For the team that produces the AAAS Annual Meeting, moving from in-person to virtual convenings has been top of mind. After announcing that the February 2021 meeting would be a virtual event, the team has not looked back, rolling out an entirely new format for scientific symposia that serves as a model for other organizations.
The Science for Seminaries program, part of our Dialogue on Science, Ethics, and Religion, which assists theologically diverse seminaries to integrate science into their required courses of study, also adjusted the focus of one of its recent discussions, shifting it to an examination of the science behind the spread of COVID-19 when audiences sing or speak in loud voices, such as at worship services.
These initiatives display the amazing number of influential audiences we reach as a scientific society. Researchers, policy-makers, journalists, science communicators, students, seminarians—all of these groups play critical roles in our mission to advance science and serve society.

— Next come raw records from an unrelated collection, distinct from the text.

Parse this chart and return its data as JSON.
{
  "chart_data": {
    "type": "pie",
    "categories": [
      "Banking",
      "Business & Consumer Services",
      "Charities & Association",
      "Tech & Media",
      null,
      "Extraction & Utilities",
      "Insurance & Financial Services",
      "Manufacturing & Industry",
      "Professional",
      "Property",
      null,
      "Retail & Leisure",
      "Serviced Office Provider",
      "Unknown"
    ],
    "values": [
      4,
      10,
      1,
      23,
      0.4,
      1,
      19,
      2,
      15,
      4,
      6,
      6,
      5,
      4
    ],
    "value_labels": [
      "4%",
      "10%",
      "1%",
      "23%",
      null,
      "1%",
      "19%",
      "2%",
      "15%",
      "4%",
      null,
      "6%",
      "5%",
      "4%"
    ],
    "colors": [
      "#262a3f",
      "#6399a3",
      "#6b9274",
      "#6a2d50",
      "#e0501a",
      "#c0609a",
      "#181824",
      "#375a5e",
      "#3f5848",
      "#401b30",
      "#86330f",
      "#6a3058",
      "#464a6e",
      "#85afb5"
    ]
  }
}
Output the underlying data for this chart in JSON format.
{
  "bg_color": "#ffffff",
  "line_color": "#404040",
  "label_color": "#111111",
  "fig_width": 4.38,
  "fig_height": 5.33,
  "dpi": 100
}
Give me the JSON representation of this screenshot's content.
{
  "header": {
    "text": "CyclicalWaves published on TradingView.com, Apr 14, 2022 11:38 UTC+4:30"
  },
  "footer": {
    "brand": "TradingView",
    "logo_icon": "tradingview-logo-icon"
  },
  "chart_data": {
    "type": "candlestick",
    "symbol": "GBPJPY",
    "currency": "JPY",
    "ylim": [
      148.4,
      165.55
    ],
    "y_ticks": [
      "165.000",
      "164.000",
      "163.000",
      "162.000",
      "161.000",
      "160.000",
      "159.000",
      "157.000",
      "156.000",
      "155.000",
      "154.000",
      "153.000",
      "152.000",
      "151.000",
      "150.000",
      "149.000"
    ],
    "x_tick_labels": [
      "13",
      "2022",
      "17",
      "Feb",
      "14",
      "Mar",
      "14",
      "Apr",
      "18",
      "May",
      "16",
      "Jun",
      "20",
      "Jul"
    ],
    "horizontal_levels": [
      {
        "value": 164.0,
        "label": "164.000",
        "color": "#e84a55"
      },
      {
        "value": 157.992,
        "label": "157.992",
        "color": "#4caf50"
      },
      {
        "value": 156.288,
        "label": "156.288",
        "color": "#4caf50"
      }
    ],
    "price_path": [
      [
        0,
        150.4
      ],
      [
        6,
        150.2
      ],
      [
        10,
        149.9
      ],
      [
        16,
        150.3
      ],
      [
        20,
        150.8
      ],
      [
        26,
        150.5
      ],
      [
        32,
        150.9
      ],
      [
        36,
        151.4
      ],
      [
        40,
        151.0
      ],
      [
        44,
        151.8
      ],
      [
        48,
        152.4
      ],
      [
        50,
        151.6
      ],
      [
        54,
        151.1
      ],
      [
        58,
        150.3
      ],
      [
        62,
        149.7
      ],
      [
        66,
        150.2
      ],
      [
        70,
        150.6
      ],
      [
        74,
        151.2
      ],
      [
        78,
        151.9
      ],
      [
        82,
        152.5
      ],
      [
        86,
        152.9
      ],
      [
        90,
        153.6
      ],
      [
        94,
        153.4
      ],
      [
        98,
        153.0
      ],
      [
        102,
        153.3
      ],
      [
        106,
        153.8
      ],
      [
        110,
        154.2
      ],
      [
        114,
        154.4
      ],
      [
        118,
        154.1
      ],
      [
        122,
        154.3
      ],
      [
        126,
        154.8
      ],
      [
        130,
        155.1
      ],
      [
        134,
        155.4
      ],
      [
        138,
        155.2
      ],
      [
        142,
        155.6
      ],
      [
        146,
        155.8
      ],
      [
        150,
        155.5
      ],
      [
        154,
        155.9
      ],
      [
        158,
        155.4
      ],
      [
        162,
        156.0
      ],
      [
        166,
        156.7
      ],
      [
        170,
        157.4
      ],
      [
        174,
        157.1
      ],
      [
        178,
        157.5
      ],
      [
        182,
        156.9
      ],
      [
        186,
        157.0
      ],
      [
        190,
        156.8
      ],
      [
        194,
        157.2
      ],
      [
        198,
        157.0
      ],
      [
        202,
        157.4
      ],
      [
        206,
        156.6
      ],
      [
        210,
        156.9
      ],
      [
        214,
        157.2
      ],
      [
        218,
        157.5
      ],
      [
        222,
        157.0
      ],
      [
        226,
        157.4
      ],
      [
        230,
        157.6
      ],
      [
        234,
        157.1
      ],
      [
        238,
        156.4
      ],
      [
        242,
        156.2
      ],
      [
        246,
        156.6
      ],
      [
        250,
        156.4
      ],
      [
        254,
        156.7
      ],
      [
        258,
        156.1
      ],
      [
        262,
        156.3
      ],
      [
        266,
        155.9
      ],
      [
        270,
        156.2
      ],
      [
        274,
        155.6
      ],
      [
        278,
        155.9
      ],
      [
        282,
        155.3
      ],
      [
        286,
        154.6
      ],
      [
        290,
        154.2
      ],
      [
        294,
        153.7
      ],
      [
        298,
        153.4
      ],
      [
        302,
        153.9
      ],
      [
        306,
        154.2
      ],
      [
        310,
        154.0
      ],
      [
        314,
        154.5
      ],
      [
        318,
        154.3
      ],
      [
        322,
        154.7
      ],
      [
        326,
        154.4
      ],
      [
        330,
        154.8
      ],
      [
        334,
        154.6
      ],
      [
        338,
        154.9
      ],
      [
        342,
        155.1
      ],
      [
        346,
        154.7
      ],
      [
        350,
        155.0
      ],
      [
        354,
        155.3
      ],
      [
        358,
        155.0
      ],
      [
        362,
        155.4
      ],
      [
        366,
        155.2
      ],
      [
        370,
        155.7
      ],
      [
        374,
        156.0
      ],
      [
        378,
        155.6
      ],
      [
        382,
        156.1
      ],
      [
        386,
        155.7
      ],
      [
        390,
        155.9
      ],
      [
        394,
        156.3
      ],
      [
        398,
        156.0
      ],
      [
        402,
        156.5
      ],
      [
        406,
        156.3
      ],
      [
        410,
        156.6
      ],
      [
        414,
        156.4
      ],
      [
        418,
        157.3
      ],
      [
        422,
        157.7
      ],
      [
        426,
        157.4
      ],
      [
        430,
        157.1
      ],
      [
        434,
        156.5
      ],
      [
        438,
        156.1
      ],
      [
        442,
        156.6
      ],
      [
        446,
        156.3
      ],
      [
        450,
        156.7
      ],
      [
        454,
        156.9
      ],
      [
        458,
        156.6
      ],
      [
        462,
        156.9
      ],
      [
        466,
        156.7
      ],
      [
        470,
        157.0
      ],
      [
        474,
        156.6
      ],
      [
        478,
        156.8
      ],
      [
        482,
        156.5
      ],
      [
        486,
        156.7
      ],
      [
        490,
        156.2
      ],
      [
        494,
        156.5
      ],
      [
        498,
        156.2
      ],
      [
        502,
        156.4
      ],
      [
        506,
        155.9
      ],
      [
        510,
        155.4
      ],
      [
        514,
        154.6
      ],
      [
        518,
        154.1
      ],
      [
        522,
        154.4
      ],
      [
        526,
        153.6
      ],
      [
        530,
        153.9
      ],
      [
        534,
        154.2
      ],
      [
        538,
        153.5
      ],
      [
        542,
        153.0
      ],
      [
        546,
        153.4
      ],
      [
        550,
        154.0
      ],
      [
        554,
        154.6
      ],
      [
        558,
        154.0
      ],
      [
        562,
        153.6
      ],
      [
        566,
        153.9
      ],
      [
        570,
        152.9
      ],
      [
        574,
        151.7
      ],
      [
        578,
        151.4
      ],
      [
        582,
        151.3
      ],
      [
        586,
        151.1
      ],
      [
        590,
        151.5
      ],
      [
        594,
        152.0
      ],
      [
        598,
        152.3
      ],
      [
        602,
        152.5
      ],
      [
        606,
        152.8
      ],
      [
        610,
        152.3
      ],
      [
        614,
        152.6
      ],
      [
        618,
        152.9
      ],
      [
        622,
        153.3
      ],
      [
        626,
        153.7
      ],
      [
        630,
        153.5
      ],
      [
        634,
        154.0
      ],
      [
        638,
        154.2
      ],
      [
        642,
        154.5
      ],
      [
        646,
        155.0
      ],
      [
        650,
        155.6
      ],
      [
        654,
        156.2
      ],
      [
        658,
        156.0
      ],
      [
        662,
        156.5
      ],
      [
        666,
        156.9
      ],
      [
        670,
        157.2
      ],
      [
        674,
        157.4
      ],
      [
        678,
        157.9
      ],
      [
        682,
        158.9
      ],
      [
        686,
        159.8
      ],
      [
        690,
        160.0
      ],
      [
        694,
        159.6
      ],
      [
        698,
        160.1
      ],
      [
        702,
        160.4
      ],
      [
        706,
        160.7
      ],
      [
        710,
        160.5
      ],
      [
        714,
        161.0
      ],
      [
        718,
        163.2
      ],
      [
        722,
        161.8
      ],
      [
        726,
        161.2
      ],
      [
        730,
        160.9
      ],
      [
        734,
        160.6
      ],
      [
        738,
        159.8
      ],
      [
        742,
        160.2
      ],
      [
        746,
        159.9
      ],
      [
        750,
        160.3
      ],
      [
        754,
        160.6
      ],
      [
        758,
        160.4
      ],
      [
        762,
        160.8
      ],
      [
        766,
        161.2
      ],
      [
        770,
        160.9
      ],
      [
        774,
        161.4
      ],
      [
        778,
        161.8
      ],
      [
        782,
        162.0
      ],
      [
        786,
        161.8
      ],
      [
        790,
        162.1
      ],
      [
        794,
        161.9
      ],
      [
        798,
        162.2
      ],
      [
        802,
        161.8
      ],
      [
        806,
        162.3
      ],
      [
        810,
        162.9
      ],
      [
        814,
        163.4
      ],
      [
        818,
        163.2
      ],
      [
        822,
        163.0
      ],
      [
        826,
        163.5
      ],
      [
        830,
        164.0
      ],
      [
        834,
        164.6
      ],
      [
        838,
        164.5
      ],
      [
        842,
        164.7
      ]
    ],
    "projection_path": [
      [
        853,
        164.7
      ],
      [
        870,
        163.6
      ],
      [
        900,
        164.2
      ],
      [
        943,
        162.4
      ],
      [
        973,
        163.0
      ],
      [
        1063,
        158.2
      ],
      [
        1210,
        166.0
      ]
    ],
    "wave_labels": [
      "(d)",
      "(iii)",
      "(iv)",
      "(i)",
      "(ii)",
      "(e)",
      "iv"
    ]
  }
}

I have not stepped foot in AAAS headquarters in downtown Washington since 13 March—which means I have now spent more time leading AAAS from my basement or my kids’ playroom than I have from my office. Even so, I am more confident than ever in the vitality of our mission and in those working daily to execute that mission. We will be a force for science, a force for good, and a support for one another. Our programs, publications, and advocacy are critical to a better and more just world, and what we do during this time will define a generation.
My 31 January Science editorial called on us all to rise to the challenges of our time to ensure that the next generation has the opportunity to rise to theirs. On so many levels, those words ring truer today.